The MANA buyers failed their second attempt to breach the high swing resistance of $3.42 on February 16th. Amid the intense sell-off in the crypto market, the coin chart formed six consecutive red candles, which tumbled the altcoin by 27.5%, bringing it to $2.44. However, the long-tails candle at this support hints the buyers are defending this level with vigor. Can bulls follow up on this rejection, or bears continue their correction?
The MANA/USDT technical chart showed a double bottom pattern in the daily time frame chart. A bearish breakdown from the $2.89 neckline intensified the selling pressure and plunged the coin to $2.44. However, the shared support of the mentioned level and the 200-day EMA bolstered the bulls to wrest control from bears.
Source-Tradingview
The MANA price trades at the $2.6 mark by press time, indicating a 6.84% gain from $2.44 base support. Furthermore, the technical chart shows the buyers have to face a significant hurdle of combined resistance level, i.e., Horizontal chart level $2.82 and 20-day EMA.

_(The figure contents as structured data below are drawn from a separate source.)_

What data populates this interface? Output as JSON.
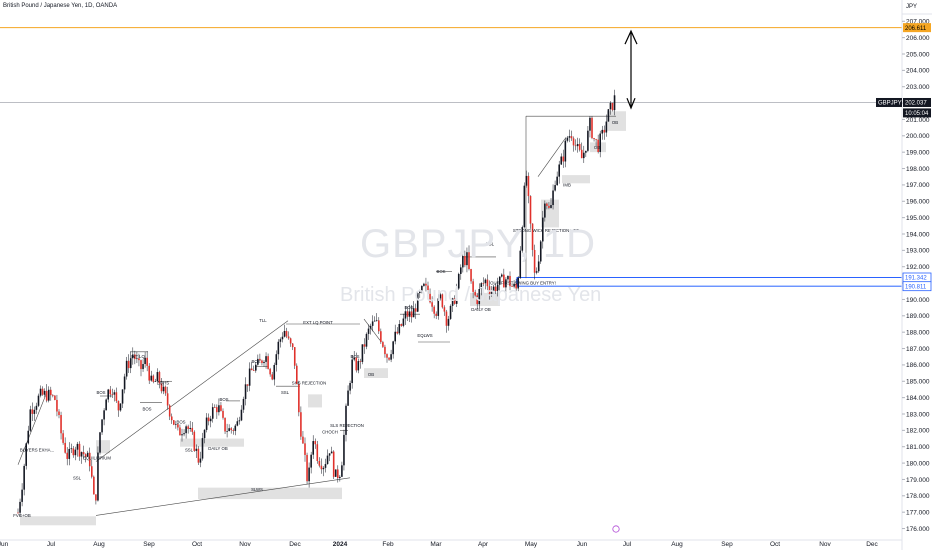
{
  "header": {
    "title": "British Pound / Japanese Yen, 1D, OANDA",
    "currency": "JPY"
  },
  "watermark": {
    "symbol": "GBPJPY, 1D",
    "name": "British Pound / Japanese Yen"
  },
  "colors": {
    "up": "#131722",
    "down": "#e0312b",
    "target_line": "#f5a623",
    "zone": "#2962ff",
    "box_fill": "#d9d9d9"
  },
  "chart_data": {
    "type": "candlestick",
    "symbol": "GBPJPY",
    "timeframe": "1D",
    "ylim": [
      175.3,
      208.3
    ],
    "xlim": [
      0,
      932
    ],
    "y_ticks": [
      "176.000",
      "177.000",
      "178.000",
      "179.000",
      "180.000",
      "181.000",
      "182.000",
      "183.000",
      "184.000",
      "185.000",
      "186.000",
      "187.000",
      "188.000",
      "189.000",
      "190.000",
      "191.000",
      "192.000",
      "193.000",
      "194.000",
      "195.000",
      "196.000",
      "197.000",
      "198.000",
      "199.000",
      "200.000",
      "201.000",
      "202.000",
      "203.000",
      "204.000",
      "205.000",
      "206.000",
      "207.000"
    ],
    "x_ticks": [
      {
        "label": "Jun",
        "x": 3
      },
      {
        "label": "Jul",
        "x": 51
      },
      {
        "label": "Aug",
        "x": 99
      },
      {
        "label": "Sep",
        "x": 149
      },
      {
        "label": "Oct",
        "x": 197
      },
      {
        "label": "Nov",
        "x": 245
      },
      {
        "label": "Dec",
        "x": 295
      },
      {
        "label": "2024",
        "x": 340,
        "bold": true
      },
      {
        "label": "Feb",
        "x": 388
      },
      {
        "label": "Mar",
        "x": 436
      },
      {
        "label": "Apr",
        "x": 483
      },
      {
        "label": "May",
        "x": 531
      },
      {
        "label": "Jun",
        "x": 582
      },
      {
        "label": "Jul",
        "x": 627
      },
      {
        "label": "Aug",
        "x": 677
      },
      {
        "label": "Sep",
        "x": 727
      },
      {
        "label": "Oct",
        "x": 775
      },
      {
        "label": "Nov",
        "x": 825
      },
      {
        "label": "Dec",
        "x": 872
      }
    ],
    "price_tags": [
      {
        "label": "206.611",
        "value": 206.611,
        "style": "target"
      },
      {
        "label": "202.037",
        "value": 202.037,
        "style": "last"
      },
      {
        "label": "10:05:04",
        "value": 201.4,
        "style": "timer"
      },
      {
        "label": "191.342",
        "value": 191.342,
        "style": "zone"
      },
      {
        "label": "190.811",
        "value": 190.811,
        "style": "zone"
      }
    ],
    "levels": {
      "target": 206.611,
      "last": 202.037,
      "zone_top": 191.342,
      "zone_bottom": 190.811
    },
    "anchors": [
      [
        3,
        170.5
      ],
      [
        22,
        178.7
      ],
      [
        30,
        183.2
      ],
      [
        40,
        184.1
      ],
      [
        47,
        184.2
      ],
      [
        55,
        183.9
      ],
      [
        62,
        181.5
      ],
      [
        68,
        180.3
      ],
      [
        75,
        181.1
      ],
      [
        82,
        180.7
      ],
      [
        90,
        180.1
      ],
      [
        95,
        177.1
      ],
      [
        99,
        181.5
      ],
      [
        106,
        184.2
      ],
      [
        112,
        184.7
      ],
      [
        118,
        183.2
      ],
      [
        126,
        185.8
      ],
      [
        133,
        186.7
      ],
      [
        140,
        185.7
      ],
      [
        146,
        186.3
      ],
      [
        152,
        184.7
      ],
      [
        158,
        185.2
      ],
      [
        166,
        183.9
      ],
      [
        172,
        182.8
      ],
      [
        178,
        181.8
      ],
      [
        186,
        182.4
      ],
      [
        193,
        181.4
      ],
      [
        199,
        180.1
      ],
      [
        205,
        182.1
      ],
      [
        211,
        183.1
      ],
      [
        218,
        183.5
      ],
      [
        224,
        182.2
      ],
      [
        230,
        182.0
      ],
      [
        237,
        182.3
      ],
      [
        243,
        184.2
      ],
      [
        248,
        185.1
      ],
      [
        253,
        185.8
      ],
      [
        259,
        186.0
      ],
      [
        265,
        186.7
      ],
      [
        272,
        185.4
      ],
      [
        278,
        187.2
      ],
      [
        284,
        188.2
      ],
      [
        289,
        187.3
      ],
      [
        294,
        186.7
      ],
      [
        299,
        183.0
      ],
      [
        303,
        181.0
      ],
      [
        308,
        178.7
      ],
      [
        313,
        181.7
      ],
      [
        318,
        180.3
      ],
      [
        324,
        179.9
      ],
      [
        330,
        181.0
      ],
      [
        335,
        179.1
      ],
      [
        341,
        179.6
      ],
      [
        347,
        183.8
      ],
      [
        352,
        186.1
      ],
      [
        358,
        185.9
      ],
      [
        364,
        187.2
      ],
      [
        370,
        188.3
      ],
      [
        376,
        188.6
      ],
      [
        382,
        187.5
      ],
      [
        388,
        186.4
      ],
      [
        394,
        187.6
      ],
      [
        400,
        188.2
      ],
      [
        406,
        189.1
      ],
      [
        412,
        189.0
      ],
      [
        418,
        190.0
      ],
      [
        424,
        190.7
      ],
      [
        430,
        190.2
      ],
      [
        436,
        189.3
      ],
      [
        441,
        190.2
      ],
      [
        447,
        188.7
      ],
      [
        452,
        189.5
      ],
      [
        458,
        190.9
      ],
      [
        462,
        192.4
      ],
      [
        467,
        192.5
      ],
      [
        472,
        190.5
      ],
      [
        477,
        190.0
      ],
      [
        481,
        190.8
      ],
      [
        486,
        191.2
      ],
      [
        491,
        190.5
      ],
      [
        497,
        190.9
      ],
      [
        502,
        191.1
      ],
      [
        507,
        191.3
      ],
      [
        512,
        190.8
      ],
      [
        517,
        190.6
      ],
      [
        522,
        194.6
      ],
      [
        526,
        197.9
      ],
      [
        530,
        194.6
      ],
      [
        535,
        191.2
      ],
      [
        540,
        193.2
      ],
      [
        545,
        196.4
      ],
      [
        550,
        195.2
      ],
      [
        555,
        197.4
      ],
      [
        559,
        198.0
      ],
      [
        563,
        198.7
      ],
      [
        567,
        199.9
      ],
      [
        572,
        200.2
      ],
      [
        576,
        199.3
      ],
      [
        582,
        198.6
      ],
      [
        586,
        199.5
      ],
      [
        590,
        200.7
      ],
      [
        594,
        199.8
      ],
      [
        598,
        199.4
      ],
      [
        603,
        200.1
      ],
      [
        607,
        201.1
      ],
      [
        611,
        201.7
      ],
      [
        615,
        202.3
      ]
    ],
    "annotations": [
      {
        "text": "FVG+OB",
        "price": 176.8,
        "x": 22
      },
      {
        "text": "BUYERS EXHA...",
        "price": 180.8,
        "x": 37
      },
      {
        "text": "SSL",
        "price": 179.1,
        "x": 77
      },
      {
        "text": "EQUILIBRIUM",
        "price": 180.3,
        "x": 97
      },
      {
        "text": "BOS",
        "price": 184.3,
        "x": 101
      },
      {
        "text": "INT LQ",
        "price": 186.5,
        "x": 138
      },
      {
        "text": "EQHS",
        "price": 184.9,
        "x": 163
      },
      {
        "text": "BOS",
        "price": 183.3,
        "x": 147
      },
      {
        "text": "SSL",
        "price": 180.8,
        "x": 189
      },
      {
        "text": "DAILY OB",
        "price": 180.9,
        "x": 218
      },
      {
        "text": "BOS",
        "price": 182.5,
        "x": 181
      },
      {
        "text": "BOS",
        "price": 183.9,
        "x": 224
      },
      {
        "text": "BOS",
        "price": 186.2,
        "x": 256
      },
      {
        "text": "TLL",
        "price": 188.7,
        "x": 263
      },
      {
        "text": "EXT LQ POINT",
        "price": 188.6,
        "x": 318
      },
      {
        "text": "SSL",
        "price": 184.3,
        "x": 285
      },
      {
        "text": "SHS REJECTION",
        "price": 184.9,
        "x": 309
      },
      {
        "text": "CHOCH",
        "price": 181.9,
        "x": 330
      },
      {
        "text": "SLS REJECTION",
        "price": 182.3,
        "x": 347
      },
      {
        "text": "SLWS",
        "price": 178.4,
        "x": 257
      },
      {
        "text": "BOS",
        "price": 186.5,
        "x": 355
      },
      {
        "text": "OB",
        "price": 185.4,
        "x": 371
      },
      {
        "text": "BOS",
        "price": 189.5,
        "x": 409
      },
      {
        "text": "EQLWS",
        "price": 187.8,
        "x": 425
      },
      {
        "text": "BOS",
        "price": 191.7,
        "x": 441
      },
      {
        "text": "BSL",
        "price": 193.4,
        "x": 490
      },
      {
        "text": "DAILY OB",
        "price": 189.4,
        "x": 481
      },
      {
        "text": "OUR FIRST SWING BUY ENTRY!",
        "price": 191.0,
        "x": 523
      },
      {
        "text": "STRONG WICK REJECTION+ OB",
        "price": 194.2,
        "x": 546
      },
      {
        "text": "IMB",
        "price": 197.0,
        "x": 567
      },
      {
        "text": "OB",
        "price": 199.3,
        "x": 597
      },
      {
        "text": "OB",
        "price": 200.8,
        "x": 615
      }
    ]
  }
}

The MANA price is sandwiched between the 100-and-200-day EMA, providing an extra confirmation as price breakout from either of these levels. However, a bearish crossover of the 20-and-100 EMA could attract more sellers to the market.

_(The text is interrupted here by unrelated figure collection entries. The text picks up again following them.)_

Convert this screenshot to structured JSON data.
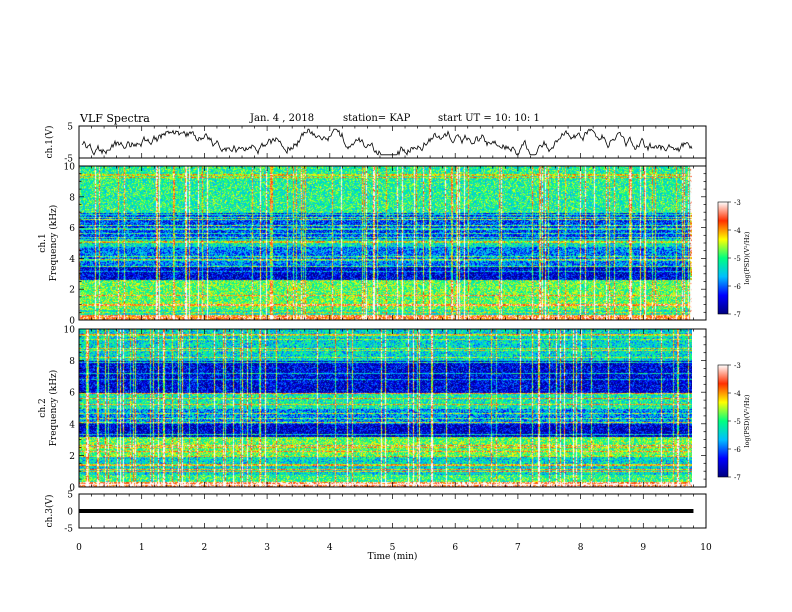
{
  "header": {
    "title": "VLF Spectra",
    "date": "Jan. 4 , 2018",
    "station": "station= KAP",
    "start": "start UT = 10: 10: 1"
  },
  "chart_data": [
    {
      "type": "line",
      "panel": "ch1-voltage",
      "ylabel": "ch.1(V)",
      "ylim": [
        -5,
        5
      ],
      "yticks": [
        "5",
        "-5"
      ],
      "xlim": [
        0,
        9.8
      ],
      "trace": "noisy waveform oscillating around 0 V, amplitude about ±2.5 V"
    },
    {
      "type": "heatmap",
      "panel": "ch1-spectrogram",
      "ylabel": "ch.1 Frequency (kHz)",
      "ylim": [
        0,
        10
      ],
      "yticks": [
        "0",
        "2",
        "4",
        "6",
        "8",
        "10"
      ],
      "colorbar": {
        "label": "log(PSD)(V²/Hz)",
        "range": [
          -7,
          -3
        ],
        "ticks": [
          "-3",
          "-4",
          "-5",
          "-6",
          "-7"
        ],
        "colormap": [
          "#00007f",
          "#0000ff",
          "#00bfff",
          "#00ff80",
          "#ffff00",
          "#ff3000",
          "#ffffff"
        ]
      }
    },
    {
      "type": "heatmap",
      "panel": "ch2-spectrogram",
      "ylabel": "ch.2 Frequency (kHz)",
      "ylim": [
        0,
        10
      ],
      "yticks": [
        "0",
        "2",
        "4",
        "6",
        "8",
        "10"
      ],
      "colorbar": {
        "label": "log(PSD)(V²/Hz)",
        "range": [
          -7,
          -3
        ],
        "ticks": [
          "-3",
          "-4",
          "-5",
          "-6",
          "-7"
        ],
        "colormap": [
          "#00007f",
          "#0000ff",
          "#00bfff",
          "#00ff80",
          "#ffff00",
          "#ff3000",
          "#ffffff"
        ]
      }
    },
    {
      "type": "line",
      "panel": "ch3-voltage",
      "ylabel": "ch.3(V)",
      "ylim": [
        -5,
        5
      ],
      "yticks": [
        "5",
        "0",
        "-5"
      ],
      "xlim": [
        0,
        9.8
      ],
      "series": [
        {
          "x": [
            0,
            9.8
          ],
          "y": [
            0,
            0
          ]
        }
      ]
    }
  ],
  "xaxis": {
    "label": "Time (min)",
    "xlim": [
      0,
      10
    ],
    "ticks": [
      "0",
      "1",
      "2",
      "3",
      "4",
      "5",
      "6",
      "7",
      "8",
      "9",
      "10"
    ]
  }
}
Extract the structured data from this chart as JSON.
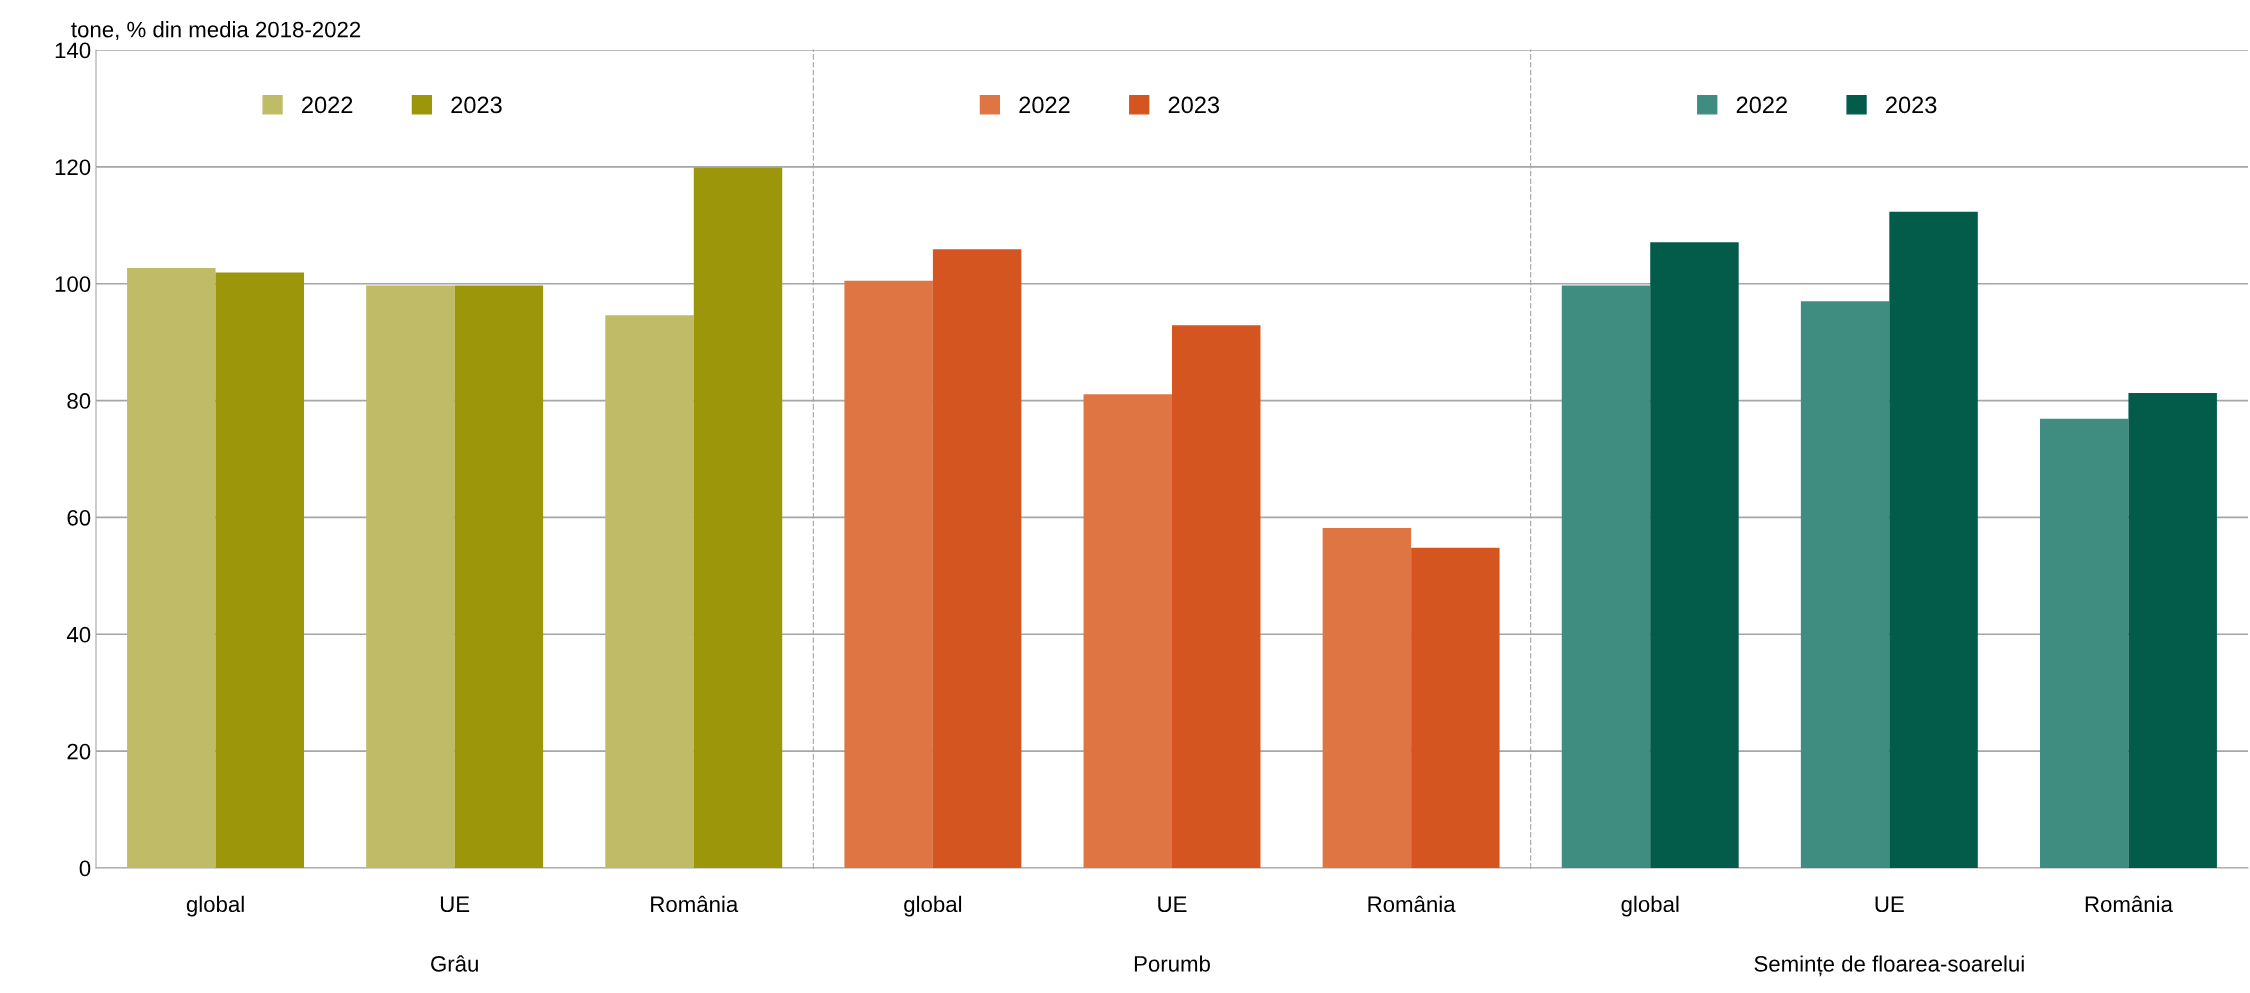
{
  "chart_data": [
    {
      "type": "bar",
      "ylabel": "tone, % din media 2018-2022",
      "xlabel": "Grâu",
      "categories": [
        "global",
        "UE",
        "România"
      ],
      "ylim": [
        0,
        140
      ],
      "yticks": [
        0,
        20,
        40,
        60,
        80,
        100,
        120,
        140
      ],
      "grid": "y",
      "legend": "top",
      "series": [
        {
          "name": "2022",
          "color": "#bfbb67",
          "values": [
            102.7,
            99.7,
            94.6
          ]
        },
        {
          "name": "2023",
          "color": "#9c960a",
          "values": [
            101.9,
            99.7,
            119.9
          ]
        }
      ]
    },
    {
      "type": "bar",
      "xlabel": "Porumb",
      "categories": [
        "global",
        "UE",
        "România"
      ],
      "ylim": [
        0,
        140
      ],
      "yticks": [
        0,
        20,
        40,
        60,
        80,
        100,
        120,
        140
      ],
      "grid": "y",
      "legend": "top",
      "tick_labels": "x",
      "series": [
        {
          "name": "2022",
          "color": "#df7543",
          "values": [
            100.5,
            81.1,
            58.2
          ]
        },
        {
          "name": "2023",
          "color": "#d55520",
          "values": [
            105.9,
            92.9,
            54.8
          ]
        }
      ]
    },
    {
      "type": "bar",
      "xlabel": "Semințe de floarea-soarelui",
      "categories": [
        "global",
        "UE",
        "România"
      ],
      "ylim": [
        0,
        140
      ],
      "yticks": [
        0,
        20,
        40,
        60,
        80,
        100,
        120,
        140
      ],
      "grid": "y",
      "legend": "top",
      "tick_labels": "x",
      "series": [
        {
          "name": "2022",
          "color": "#3f8c80",
          "values": [
            99.7,
            97.0,
            76.9
          ]
        },
        {
          "name": "2023",
          "color": "#035b4a",
          "values": [
            107.1,
            112.3,
            81.3
          ]
        }
      ]
    }
  ]
}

The MACD indicator shows the fast and slow lines were on the verge of slipping below the neural line. However, the diminishing faded red bar on the histogram chart demonstrates a weakness of bearish momentum.
The 4-hour RSI Indicator slope shows a bullish divergence despite the lower low price-action formation. The increasing bullish momentum hints at an upside breakout from $2.44 resistance.
As per the GIOM indicator, 48.3% of the total addresses holding the Decentraland token are In the Money, indicating that their buying/holding price is less than the market price. Hence, these addresses are at a profit.
In a nutshell, the MANA technical analysis maintains a negative bias with the possibility of a reversal from the upcoming support levels.
If MANA bulls pierced the overhead resistance of $2.82, the buyers would drive the price 25% higher to rechallenge the $3.5. If buyers breached follow-up resistance, the traders would acquire a better confirmation for a bullish rally.